ASSEMBLER STANDARD LIBs (WITHIN MONITOR):

* Add writing to SD card support / FAT32 support

* Finalize 32 bit arithmetic (muls32, divs32)

* String libraries: Switchable locales? UTF8 support?
  (Or - as an alternative to this fully fledged solution: Can we implement a
  workaround that kind of works most of the time? E.g. a translation mechanism
  that checks STDIN/STDOUT and acts accordingly, e.g.
  if STDIN=UART and BS is pressed, then assume UTF-8, but if STDIN=USB and
  BS is pressed, then assume 8859-15? And similar behaviour for
  non-ASCII chars like "ä"? Mapping depending on STDIN/STDOUT combinations?
  And always storing single-byte characters? That would mean, that we e.g.
  translate some selected chars from UTF-8 to 8859-15 while entering them
  via STDIN=UART. More thoughts to be invested here.)

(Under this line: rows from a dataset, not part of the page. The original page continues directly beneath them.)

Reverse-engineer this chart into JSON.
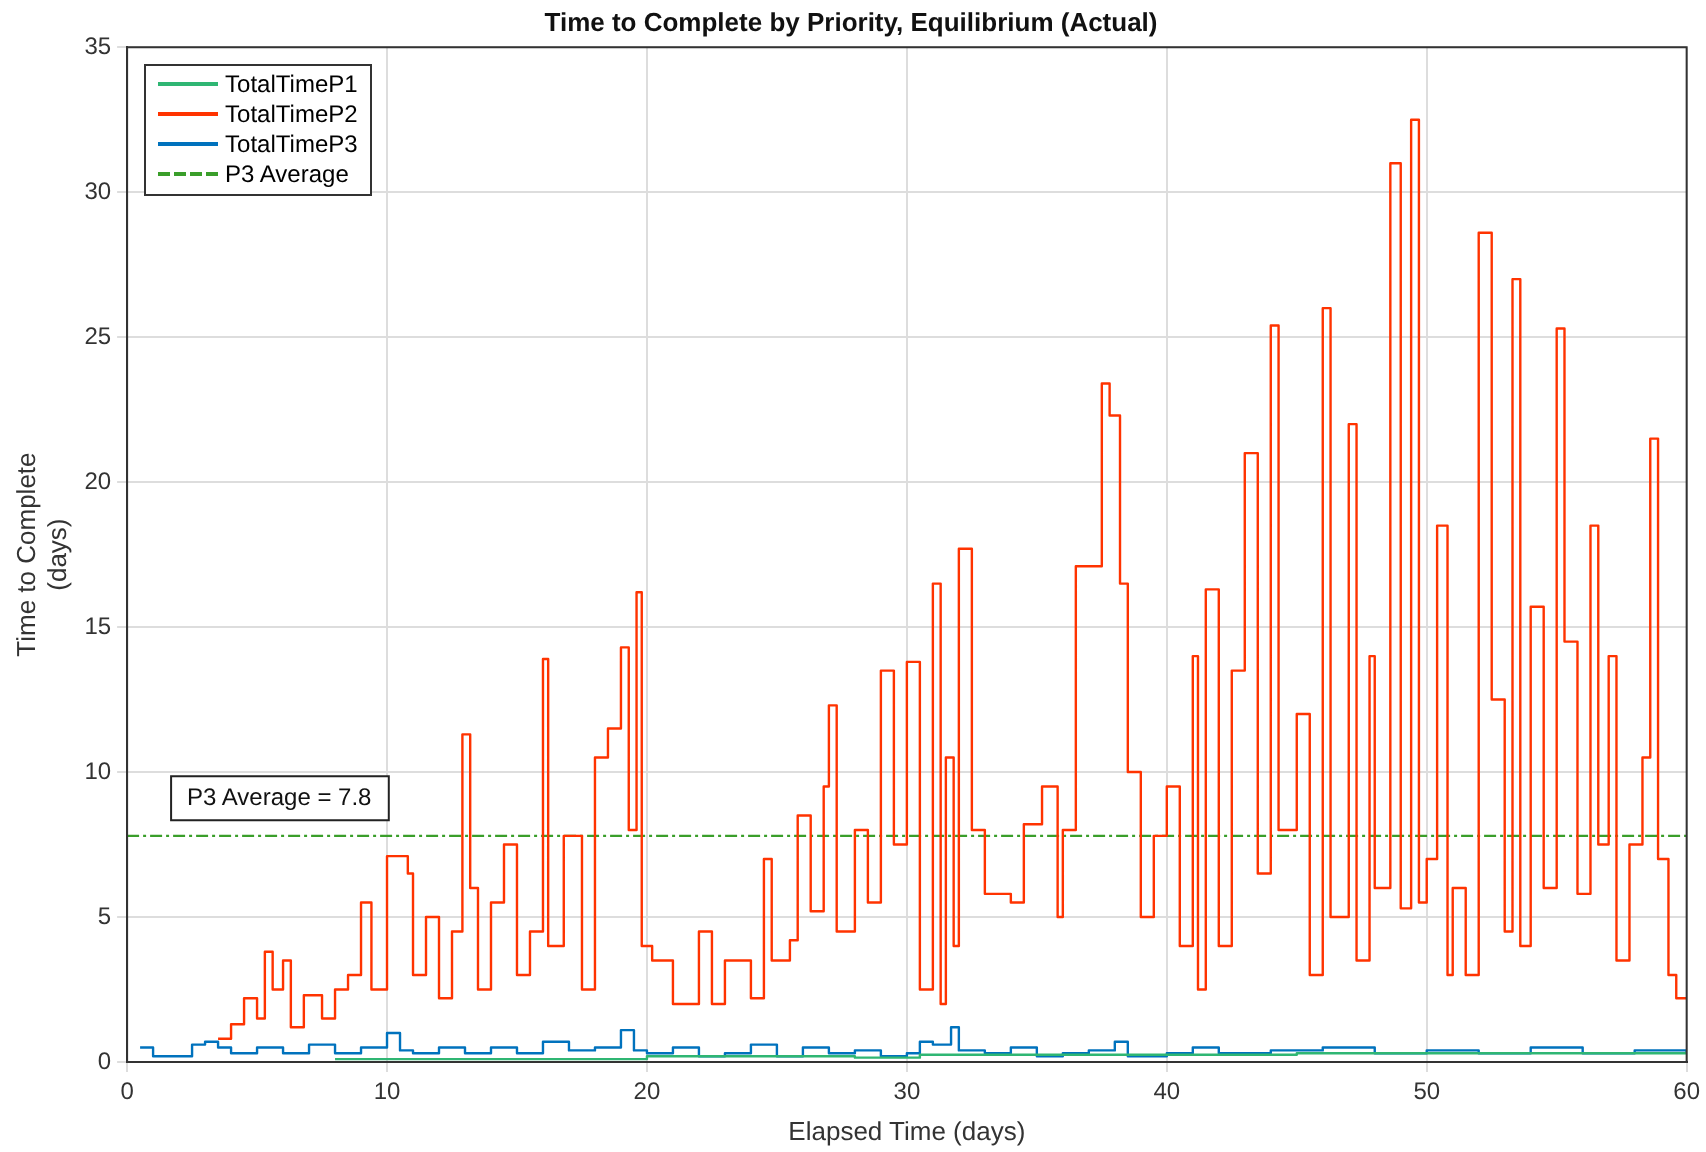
{
  "chart_data": {
    "type": "step",
    "title": "Time to Complete by Priority, Equilibrium (Actual)",
    "xlabel": "Elapsed Time (days)",
    "ylabel": "Time to Complete\n(days)",
    "xlim": [
      0,
      60
    ],
    "xticks": [
      0,
      10,
      20,
      30,
      40,
      50,
      60
    ],
    "ylim": [
      0,
      35
    ],
    "yticks": [
      0,
      5,
      10,
      15,
      20,
      25,
      30,
      35
    ],
    "grid": true,
    "legend": "top left",
    "marker": "none",
    "annotations": [
      "P3 Average = 7.8"
    ],
    "series": [
      {
        "name": "TotalTimeP1",
        "color": "#2fb673",
        "x": [
          8,
          15,
          20,
          28,
          30.5,
          35,
          45,
          60
        ],
        "values": [
          0.1,
          0.1,
          0.2,
          0.15,
          0.25,
          0.25,
          0.3,
          0.3
        ]
      },
      {
        "name": "TotalTimeP2",
        "color": "#ff3300",
        "x": [
          3.5,
          4,
          4.5,
          5,
          5.3,
          5.6,
          6,
          6.3,
          6.8,
          7.5,
          8,
          8.5,
          9,
          9.4,
          10,
          10.8,
          11,
          11.5,
          12,
          12.5,
          12.9,
          13.2,
          13.5,
          14,
          14.5,
          15,
          15.5,
          16,
          16.2,
          16.8,
          17.5,
          18,
          18.5,
          19,
          19.3,
          19.6,
          19.8,
          20.2,
          21,
          22,
          22.5,
          23,
          24,
          24.5,
          24.8,
          25.5,
          25.8,
          26.3,
          26.8,
          27,
          27.3,
          28,
          28.5,
          29,
          29.5,
          30,
          30.5,
          31,
          31.3,
          31.5,
          31.8,
          32,
          32.5,
          33,
          34,
          34.5,
          35.2,
          35.8,
          36,
          36.5,
          37.5,
          37.8,
          38.2,
          38.5,
          39,
          39.5,
          40,
          40.5,
          41,
          41.2,
          41.5,
          42,
          42.5,
          43,
          43.5,
          44,
          44.3,
          45,
          45.5,
          46,
          46.3,
          47,
          47.3,
          47.8,
          48,
          48.6,
          49,
          49.4,
          49.7,
          50,
          50.4,
          50.8,
          51,
          51.5,
          52,
          52.5,
          53,
          53.3,
          53.6,
          54,
          54.5,
          55,
          55.3,
          55.8,
          56.3,
          56.6,
          57,
          57.3,
          57.8,
          58.3,
          58.6,
          58.9,
          59.3,
          59.6,
          60
        ],
        "values": [
          0.8,
          1.3,
          2.2,
          1.5,
          3.8,
          2.5,
          3.5,
          1.2,
          2.3,
          1.5,
          2.5,
          3,
          5.5,
          2.5,
          7.1,
          6.5,
          3,
          5,
          2.2,
          4.5,
          11.3,
          6,
          2.5,
          5.5,
          7.5,
          3,
          4.5,
          13.9,
          4,
          7.8,
          2.5,
          10.5,
          11.5,
          14.3,
          8,
          16.2,
          4,
          3.5,
          2,
          4.5,
          2,
          3.5,
          2.2,
          7,
          3.5,
          4.2,
          8.5,
          5.2,
          9.5,
          12.3,
          4.5,
          8,
          5.5,
          13.5,
          7.5,
          13.8,
          2.5,
          16.5,
          2,
          10.5,
          4,
          17.7,
          8,
          5.8,
          5.5,
          8.2,
          9.5,
          5,
          8,
          17.1,
          23.4,
          22.3,
          16.5,
          10,
          5,
          7.8,
          9.5,
          4,
          14,
          2.5,
          16.3,
          4,
          13.5,
          21,
          6.5,
          25.4,
          8,
          12,
          3,
          26,
          5,
          22,
          3.5,
          14,
          6,
          31,
          5.3,
          32.5,
          5.5,
          7,
          18.5,
          3,
          6,
          3,
          28.6,
          12.5,
          4.5,
          27,
          4,
          15.7,
          6,
          25.3,
          14.5,
          5.8,
          18.5,
          7.5,
          14,
          3.5,
          7.5,
          10.5,
          21.5,
          7,
          3,
          2.2,
          2.2
        ]
      },
      {
        "name": "TotalTimeP3",
        "color": "#0072bd",
        "x": [
          0.5,
          1,
          2,
          2.5,
          3,
          3.5,
          4,
          5,
          6,
          7,
          8,
          9,
          10,
          10.5,
          11,
          12,
          13,
          14,
          15,
          16,
          17,
          18,
          19,
          19.5,
          20,
          21,
          22,
          23,
          24,
          25,
          26,
          27,
          28,
          29,
          30,
          30.5,
          31,
          31.7,
          32,
          33,
          34,
          35,
          36,
          37,
          38,
          38.5,
          40,
          41,
          42,
          44,
          46,
          48,
          50,
          52,
          54,
          56,
          58,
          60
        ],
        "values": [
          0.5,
          0.2,
          0.2,
          0.6,
          0.7,
          0.5,
          0.3,
          0.5,
          0.3,
          0.6,
          0.3,
          0.5,
          1,
          0.4,
          0.3,
          0.5,
          0.3,
          0.5,
          0.3,
          0.7,
          0.4,
          0.5,
          1.1,
          0.4,
          0.3,
          0.5,
          0.2,
          0.3,
          0.6,
          0.2,
          0.5,
          0.3,
          0.4,
          0.2,
          0.3,
          0.7,
          0.6,
          1.2,
          0.4,
          0.3,
          0.5,
          0.2,
          0.3,
          0.4,
          0.7,
          0.2,
          0.3,
          0.5,
          0.3,
          0.4,
          0.5,
          0.3,
          0.4,
          0.3,
          0.5,
          0.3,
          0.4,
          0.3
        ]
      },
      {
        "name": "P3 Average",
        "type": "line",
        "color": "#3a9e2a",
        "line_style": "dashed",
        "x": [
          0,
          60
        ],
        "values": [
          7.8,
          7.8
        ]
      }
    ]
  }
}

* Floating point support (in software? or in hardware? or only in the C lib
  and not at all on the monitor's level?)


EMULATOR:

* Emulate the VGA output and the USB keyboard (maybe using something like
  LIBSDL? SFML? GLFW?). Optimally, the whole thing would by totally
  dynamically loaded so that the emulator continues to run on text only
  systems and on systems that don't have a multimedia library installed.
  If this does not work, then we should just work with #defines within
  the Emulator's code and compile two versions, like "qnice" and "qnice_vga".


NATIVE TOOLCHAIN: ASSEMBLER:

<currently no TODOs>


VBCC TOOLCHAIN: C COMPILER:

* check/validate correct register bank usage

* Function entry points: remove superflous register MOVEs

* Optimization: Correct "costs", so that e.g. in -O3 constants are
  loaded in to registers in a loop instead of e.g doing SUB 1, @R1++

* code generation for 16bit multiplication: EAE wait code as soon as necessary
  (currently no wait code is being generated, maybe this becomes necessary
  when we switch to 100 MHz)


VBCC TOOLCHAIN: C STANDARD LIB:

* Add support for float and double

* Enhance mul32_div32.c by testing much more cases for the 32bit
  multiplication, because the new _lmul.s has not been thoroughly tested,
  yet. Also test signed and unsigned.

* Replace more 32bit math functions (div, mod, shl, shr) by faster assembler
  versions. When doing div and mod, optimize by using static variables
  that check the latest parameters and optimize mod (because the 32bit
  div routine generates also the mode). But this would not be threadsafe.


VBCC TOOLCHAIN: MONITOR-LIB:

* Rewrite in pure assembler to avoid overhead.

* Add all meaningful monitor functions.


DEMOS:

* Basic Interpreter

* Forth Interpreter

* VGA Textmode games: Snake, Pac Man, 2048


DOCUMENTATION:

* Add the PDF or HTML documentation version of the VBCC toolchain.